How We Build Multi-Agent Systems for Hyde Park
Every multi-agent engagement begins with workflow mapping. We trace your target process from initial trigger through every decision point, branching path, data dependency, and final output. For Hyde Park's research and academic clients, this mapping captures the institutional review requirements, quality checkpoints, and approval hierarchies that govern how the process must operate. For clinical workflows, it captures the compliance requirements and audit trail expectations that regulated healthcare environments impose.
Agent architecture follows from the workflow map. Each agent receives a defined role, specific tools, and explicit contracts with the other agents it interacts with. An orchestration layer handles sequencing, manages dependencies between agents, implements retry logic when individual agents encounter errors, and enforces quality thresholds before allowing outputs to progress through the workflow.
For Hyde Park's academic and research contexts, we select frameworks based on the specific requirements of each engagement. The Claude Agent SDK for Anthropic-native systems where natural language understanding is central to the workflow. LangGraph for complex stateful workflows where the execution graph needs explicit branching and state management. CrewAI for role-based agent teams where the analogy to human team coordination directly maps the workflow structure.
Testing for Hyde Park organizations includes compliance-scenario coverage for regulated workflows and edge-case coverage for research workflows where unusual inputs are a routine occurrence. Academic and research datasets contain the unexpected: incomplete submissions, non-standard formats, interdisciplinary materials that span multiple classification categories. Our testing specifically targets these edge cases rather than treating them as exceptional.
Industries We Serve in Hyde Park
Academic research organizations and UChicago research centers use multi-agent systems to automate grant processing workflows, literature synthesis pipelines, research data quality checks, and the coordination of multi-investigator study administration that currently requires sustained human attention at every handoff.
Polsky Center startups and academic ventures build multi-agent systems as core operational infrastructure for their service delivery workflows, enabling the kind of automation that allows small teams to handle volumes that would otherwise require substantially larger headcounts.
UChicago Medicine and affiliated healthcare organizations use multi-agent systems to coordinate patient intake, prior authorization, referral management, and clinical documentation workflows across the administrative layer of their operations, freeing clinical staff to focus on patient care rather than administrative coordination.

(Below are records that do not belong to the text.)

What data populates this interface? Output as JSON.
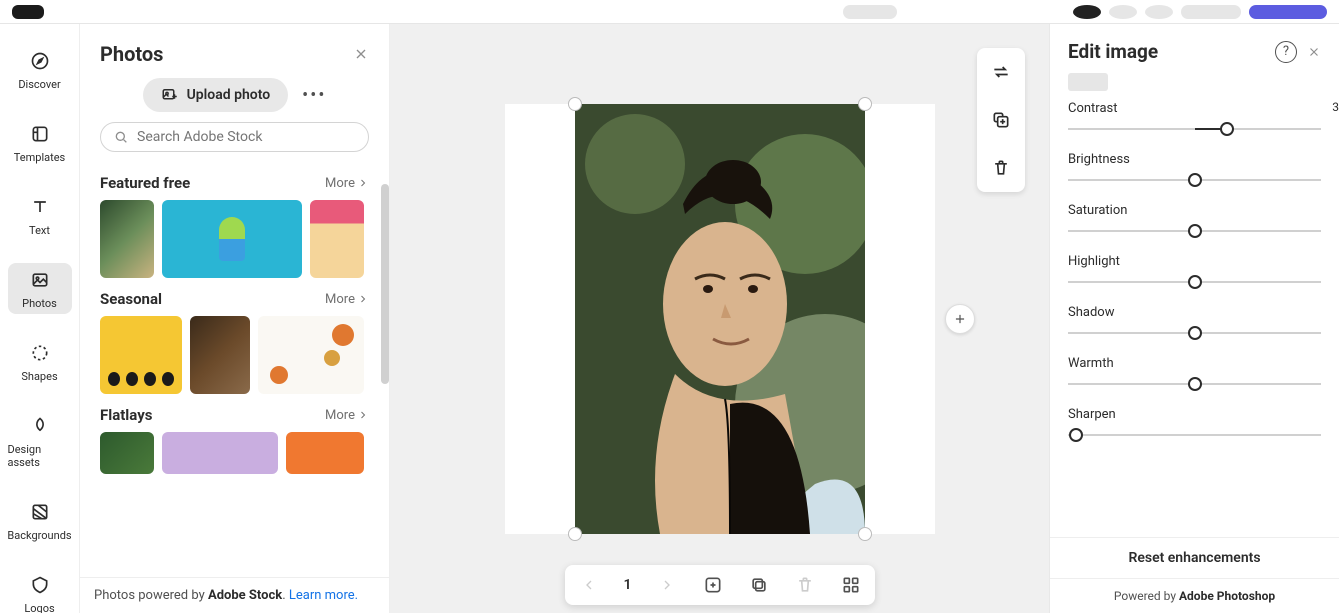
{
  "rail": {
    "items": [
      {
        "id": "discover",
        "label": "Discover"
      },
      {
        "id": "templates",
        "label": "Templates"
      },
      {
        "id": "text",
        "label": "Text"
      },
      {
        "id": "photos",
        "label": "Photos",
        "active": true
      },
      {
        "id": "shapes",
        "label": "Shapes"
      },
      {
        "id": "designassets",
        "label": "Design assets"
      },
      {
        "id": "backgrounds",
        "label": "Backgrounds"
      },
      {
        "id": "logos",
        "label": "Logos"
      }
    ]
  },
  "photos_panel": {
    "title": "Photos",
    "upload_label": "Upload photo",
    "search_placeholder": "Search Adobe Stock",
    "sections": [
      {
        "title": "Featured free",
        "more": "More"
      },
      {
        "title": "Seasonal",
        "more": "More"
      },
      {
        "title": "Flatlays",
        "more": "More"
      }
    ],
    "powered_prefix": "Photos powered by ",
    "powered_brand": "Adobe Stock",
    "powered_suffix": ". ",
    "learn_more": "Learn more."
  },
  "canvas": {
    "page": "1"
  },
  "edit_panel": {
    "title": "Edit image",
    "contrast": {
      "label": "Contrast",
      "value": "3",
      "pos": 63
    },
    "brightness": {
      "label": "Brightness",
      "pos": 50
    },
    "saturation": {
      "label": "Saturation",
      "pos": 50
    },
    "highlight": {
      "label": "Highlight",
      "pos": 50
    },
    "shadow": {
      "label": "Shadow",
      "pos": 50
    },
    "warmth": {
      "label": "Warmth",
      "pos": 50
    },
    "sharpen": {
      "label": "Sharpen",
      "pos": 3
    },
    "reset": "Reset enhancements",
    "powered_prefix": "Powered by ",
    "powered_brand": "Adobe Photoshop"
  }
}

Nonprofits and community organizations in Hyde Park use multi-agent systems to automate grant reporting, program outcome documentation, and community engagement workflows that currently require significant staff time for coordination tasks with limited direct service value.
Professional services firms serving the Hyde Park academic and hospital community automate research workflows, client intake, document processing, and communication sequences through multi-agent architectures that maintain consistent quality across variable input volumes.
What to Expect Working With Us
1. Discovery and workflow mapping. We map your target workflow end to end, documenting every decision point, data dependency, handoff, and quality checkpoint. For Hyde Park's regulated and compliance-sensitive organizations, this mapping includes the compliance requirements that constrain how each step must operate. The workflow map becomes the architectural blueprint.
2. Architecture and agent design. We design each agent's role, tools, and coordination contracts. The orchestration layer design addresses branching logic, retry strategies, and quality thresholds. For research and academic workflows, we design the quality checkpoints that ensure outputs meet the accuracy standards the workflow requires before proceeding.
3. Build and testing. We build and test each agent individually, then integrate them into the full orchestrated system. End-to-end testing covers standard paths and the edge cases that Hyde Park's research and academic inputs are likely to generate. For regulated workflows, testing includes compliance scenario coverage.
4. Phased deployment and expansion. We deploy incrementally, beginning with routine cases under human oversight. As confidence builds in each agent's performance and the orchestration layer's coordination, we expand autonomy. Monthly reviews identify optimization opportunities and new workflow candidates for automation.